The mayors of New Market and Thurmont, Winslow Burhans and Martin Burns, find themselves being vilified because they've decided that their constituents need the right to annex land into the corporate limits in order to make the growth timing decisions and infrastructure deals with developers that will affect their towns.
Growth opponents, fresh off a smashing victory in the last commissioners' race, see it differently. They classify any attempt to bring land into a municipal boundary as denying the newly elected commissioners' their voice, knowing the commissioners' will probably refuse to support such actions.
The rhetoric level between the mayors and the commissioners is at an all-time low (or high, depending on your perspective). The recent New Market town annexation referendum is an example, with the yard sign battles of recent general elections replicated up and down Main Street. On a recent windshield survey just before the annexation vote, it was clear that the opponents had this thing sewn up.
Once the individual annexation battles are resolved (as it was in New Market), then both the local elected officials and the county commissioners have to get back to the work at hand. If they continue to spar like angry children over the growth issue, the real losers will be the town residents.
Watch two players in this drama, Commissioners' President Gardner and Brunswick Mayor Carroll Jones. They are close, and Carroll will play a leadership role in trying to find balance between the interests of the towns and the oversight role of the commissioners.
Form of Government debate - (Winner & Loser)
To change or not to change, that is the question. We're once again talking about options and possibilities, and that is a good thing. A recent forum sponsored by the Frederick County Teacher's Association, the Chamber of Commerce, the Committee of Frederick County, and the League of Women Voters focused on the various options for the structure of county governance.

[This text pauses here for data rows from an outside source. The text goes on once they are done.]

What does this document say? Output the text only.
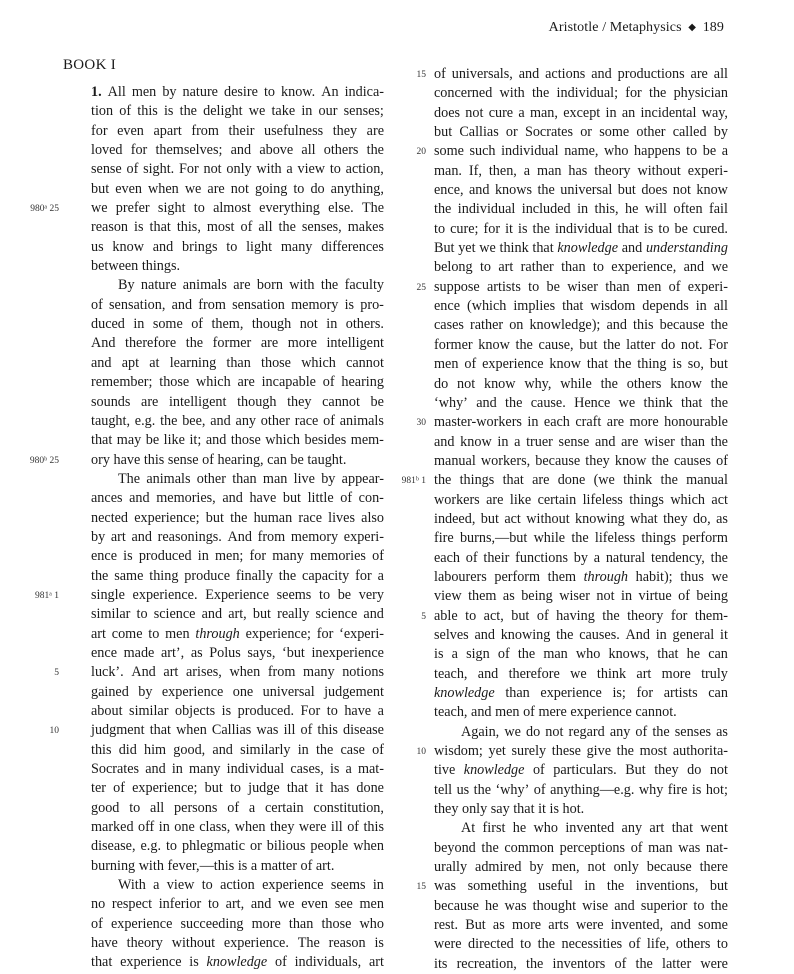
Aristotle / Metaphysics ◆ 189
BOOK I
1. All men by nature desire to know. An indica-
tion of this is the delight we take in our senses;
for even apart from their usefulness they are
loved for themselves; and above all others the
sense of sight. For not only with a view to action,
but even when we are not going to do anything,
980ᵃ 25 we prefer sight to almost everything else. The
reason is that this, most of all the senses, makes
us know and brings to light many differences
between
things.
By nature animals are born with the faculty
of sensation, and from sensation memory is pro-
duced in some of them, though not in others.
And therefore the former are more intelligent
and apt at learning than those which cannot
remember; those which are incapable of hearing
sounds are intelligent though they cannot be
taught, e.g. the bee, and any other race of animals
that may be like it; and those which besides mem-
980ᵇ 25 ory
have
this
sense
of
hearing,
can
be
taught.
The animals other than man live by appear-
ances and memories, and have but little of con-
nected experience; but the human race lives also
by art and reasonings. And from memory experi-
ence is produced in men; for many memories of
the same thing produce finally the capacity for a
981ᵃ 1 single experience. Experience seems to be very
similar to science and art, but really science and
art come to men through experience; for ‘experi-
ence made art’, as Polus says, ‘but inexperience
5 luck’. And art arises, when from many notions
gained by experience one universal judgement
about similar objects is produced. For to have a
10 judgment that when Callias was ill of this disease
this did him good, and similarly in the case of
Socrates and in many individual cases, is a mat-
ter of experience; but to judge that it has done
good to all persons of a certain constitution,
marked off in one class, when they were ill of this
disease, e.g. to phlegmatic or bilious people when
burning
with
fever,—this
is
a
matter
of
art.
With a view to action experience seems in
no respect inferior to art, and we even see men
of experience succeeding more than those who
have theory without experience. The reason is
that experience is knowledge of individuals, art
15 of universals, and actions and productions are all
concerned with the individual; for the physician
does not cure a man, except in an incidental way,
but Callias or Socrates or some other called by
20 some such individual name, who happens to be a
man. If, then, a man has theory without experi-
ence, and knows the universal but does not know
the individual included in this, he will often fail
to cure; for it is the individual that is to be cured.
But yet we think that knowledge and understanding
belong to art rather than to experience, and we
25 suppose artists to be wiser than men of experi-
ence (which implies that wisdom depends in all
cases rather on knowledge); and this because the
former know the cause, but the latter do not. For
men of experience know that the thing is so, but
do not know why, while the others know the
‘why’ and the cause. Hence we think that the
30 master-workers in each craft are more honourable
and know in a truer sense and are wiser than the
manual workers, because they know the causes of
981ᵇ 1 the things that are done (we think the manual
workers are like certain lifeless things which act
indeed, but act without knowing what they do, as
fire burns,—but while the lifeless things perform
each of their functions by a natural tendency, the
labourers perform them through habit); thus we
view them as being wiser not in virtue of being
5 able to act, but of having the theory for them-
selves and knowing the causes. And in general it
is a sign of the man who knows, that he can
teach, and therefore we think art more truly
knowledge than experience is; for artists can
teach,
and
men
of
mere
experience
cannot.
Again, we do not regard any of the senses as
10 wisdom; yet surely these give the most authorita-
tive knowledge of particulars. But they do not
tell us the ‘why’ of anything—e.g. why fire is hot;
they
only
say
that
it
is
hot.
At first he who invented any art that went
beyond the common perceptions of man was nat-
urally admired by men, not only because there
15 was something useful in the inventions, but
because he was thought wise and superior to the
rest. But as more arts were invented, and some
were directed to the necessities of life, others to
its recreation, the inventors of the latter were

Going into the event, there seemed to be some legitimate interest in the discussion. Prior to last November's election, people, concerned with the direction of the last board based on growth votes, seemed to be open to a change. Once the Gardner Board took office, and demonstrated their clear desire to slow things down a bit, those who might have been interested in a change seemed to withdraw from the debate.
Those same people are now claiming that "developers" are the ones who are pushing for charter government. It's just not true, but just because it isn't true doesn't prevent the claim. The simple fact is that we've been having this debate for a number of years, and both Charter form and Code Home Rule have been rejected on ballots by Frederick County voters. Unless and until a groundswell of registered voters clamors for a change, this will (and should) remain a debate among insiders and political junkies.